When Nancy Marchand died after Season 2, I feared that the show would be unable to recover (I still can't believe she didn't win the Emmy for Season 1). In fact, I inadvertently was among the first to let HBO know about Marchand's passing. I was sitting at home (my first house) watching CNN when the news broke. I immediately called my friend who wrote about television for a living and when he called his HBO contact for a comment, they hadn't heard yet. Aside from the first two episode missteps (most significantly, virtual Livia, perhaps the most ill-advised use of CGI ever), Season 3 turned out to be the series' finest hour. It hit nearly every episode out of the park. It only grew stronger without Marchand, unbelievably.
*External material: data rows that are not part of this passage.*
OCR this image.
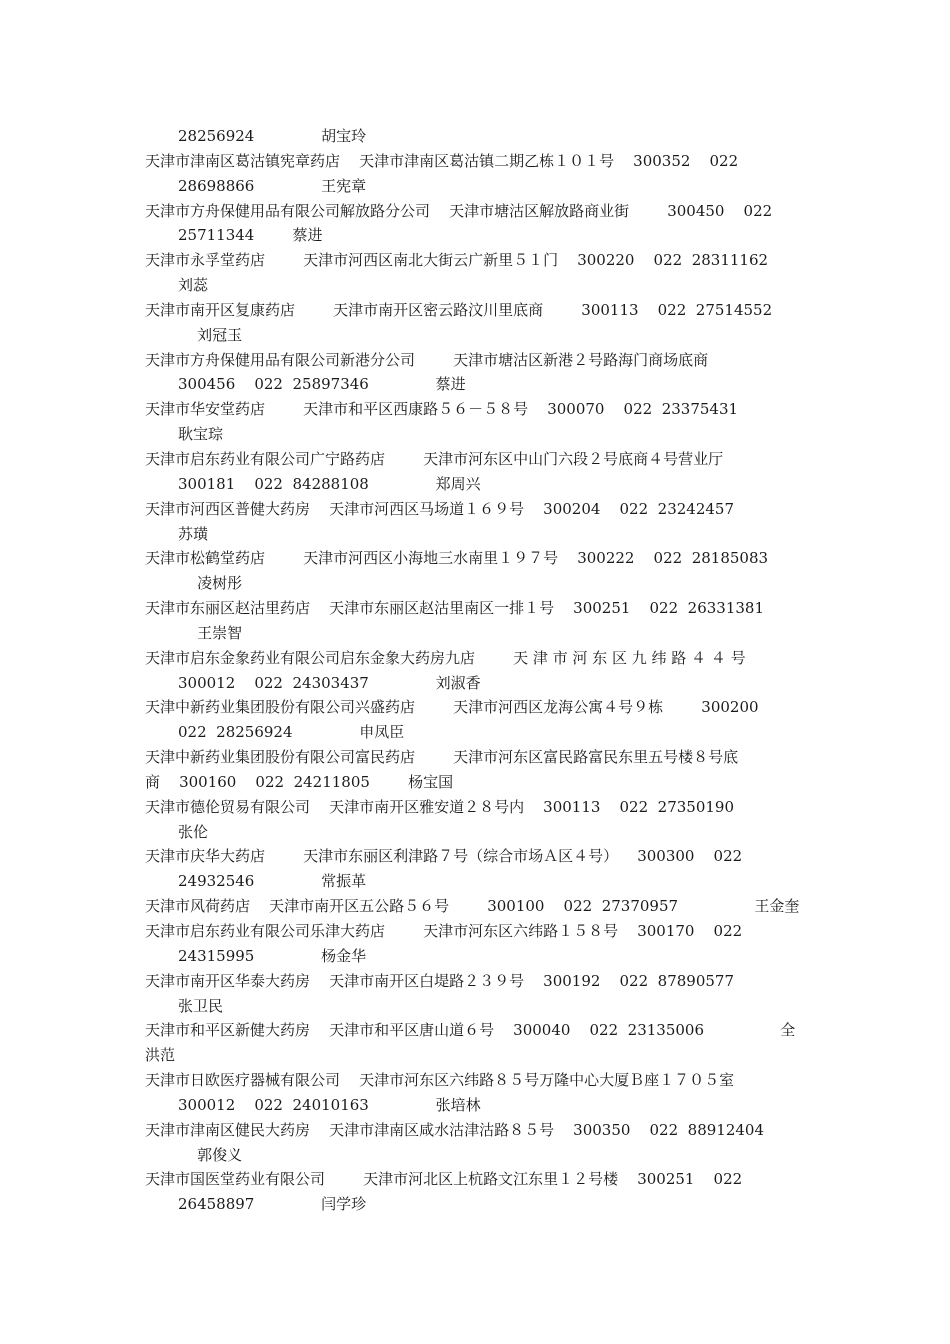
28256924              胡宝玲
天津市津南区葛沽镇宪章药店    天津市津南区葛沽镇二期乙栋１０１号    300352    022
28698866              王宪章
天津市方舟保健用品有限公司解放路分公司    天津市塘沽区解放路商业街        300450    022
25711344        蔡进
天津市永孚堂药店        天津市河西区南北大街云广新里５１门    300220    022  28311162
刘蕊
天津市南开区复康药店        天津市南开区密云路汶川里底商        300113    022  27514552
刘冠玉
天津市方舟保健用品有限公司新港分公司        天津市塘沽区新港２号路海门商场底商
300456    022  25897346              蔡进
天津市华安堂药店        天津市和平区西康路５６－５８号    300070    022  23375431
耿宝琮
天津市启东药业有限公司广宁路药店        天津市河东区中山门六段２号底商４号营业厅
300181    022  84288108              郑周兴
天津市河西区普健大药房    天津市河西区马场道１６９号    300204    022  23242457
苏璜
天津市松鹤堂药店        天津市河西区小海地三水南里１９７号    300222    022  28185083
凌树彤
天津市东丽区赵沽里药店    天津市东丽区赵沽里南区一排１号    300251    022  26331381
王崇智
天津市启东金象药业有限公司启东金象大药房九店        天 津 市 河 东 区 九 纬 路 ４ ４ 号
300012    022  24303437              刘淑香
天津中新药业集团股份有限公司兴盛药店        天津市河西区龙海公寓４号９栋        300200
022  28256924              申凤臣
天津中新药业集团股份有限公司富民药店        天津市河东区富民路富民东里五号楼８号底
商    300160    022  24211805        杨宝国
天津市德伦贸易有限公司    天津市南开区雅安道２８号内    300113    022  27350190
张伦
天津市庆华大药店        天津市东丽区利津路７号（综合市场Ａ区４号）    300300    022
24932546              常振革
天津市风荷药店    天津市南开区五公路５６号        300100    022  27370957                王金奎
天津市启东药业有限公司乐津大药店        天津市河东区六纬路１５８号    300170    022
24315995              杨金华
天津市南开区华泰大药房    天津市南开区白堤路２３９号    300192    022  87890577
张卫民
天津市和平区新健大药房    天津市和平区唐山道６号    300040    022  23135006                全
洪范
天津市日欧医疗器械有限公司    天津市河东区六纬路８５号万隆中心大厦Ｂ座１７０５室
300012    022  24010163              张培林
天津市津南区健民大药房    天津市津南区咸水沽津沽路８５号    300350    022  88912404
郭俊义
天津市国医堂药业有限公司        天津市河北区上杭路文江东里１２号楼    300251    022
26458897              闫学珍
While episodes such as "Employee of the Month" and "Pine Barrens" are the ones most frequently cited, there were so many good ones that season: "Fortunate Son," with its great punchline that A.J. suffers from the same panic attacks as his father; "Another Toothpick" with its great guest turn by Burt Young as Bobby's dying father; "University" with its sad tale of the stripper Tracee; "Second Opinion" where the medical establishment mistreats junior and someone finally tells Carmela to face up to her life; "Amour Fou," finally bringing the affair with Gloria Trillo to a close. Then came the first insanely long wait for a new season.

The final episode of Season 3 aired May 20, 2001. We didn't get Season 4 until Sept. 15, 2002. By then, I lived in a new house, the one where I still reside. No wonder reviews were mixed, but it was an extremely bumpy season. Really, only "The Weight" stood out among the first eight episodes as something extraordinary as Johnny Sack was ready to kill Ralphie over a joke and Carmine was ready to take Johnny out as well over something that at its base was about a man's love for his wife. Then came "Whoever Did This" and Ralphie's death and Season 4 kicked into high gear, with only the awful "Calling All Cars" marring an otherwise great finish through "The Strong, Silent Type," "Eloise" and "Whitecaps." Then came yet another ridiculously long hiatus.

"Whitecaps" aired Dec. 8, 2002 but Season 5 didn't bother to show up until March 7, 2004. That's really trying your audience's patience. When contract complications, threatened to delay Season 5 (and perhaps the series) from ever returning, I was almost resigned to ending the show with "Whitecaps." Carmela kicking Tony out seemed as good a place to stop as any. Things worked out and it did return. The show was still good, with some standouts such as "Irregular Around the Margins," "Unindentified Black Males" and "Long Term Parking," but it also gave us "The Test Dream" and a lot of episodes that just seemed to be spinning their wheels to keep the story going. It didn't help that there was an influx of new characters that kept us from our favorites with the release of many gangsters (unknown to us) released from prison. Then came the worst wait of all: Season 5 wrapped up on June 6, 2004. Season 6 didn't show up March 12, 2006.

At least this time though, they started off with a bang with Junior's shooting of Tony and the Costa Mesa sequences that for a change (for the dreamworlds) actually worked. Then "Luxury Lounge" seemed to break the spell, and the remaining episodes in that batch seemed like placeholders. When Season 6 continued (I still don't buy that these final nine episodes are the "same" season), for the first time since the early years the wait was not more than a year and almost all of these first eight episodes were among the best the series ever produced. Only "Chasing It" was a little iffy. I'll miss the gang at the Bing and while I think at times they didn't live up to the high quality benchmarks in which they created, it's best that they leave now.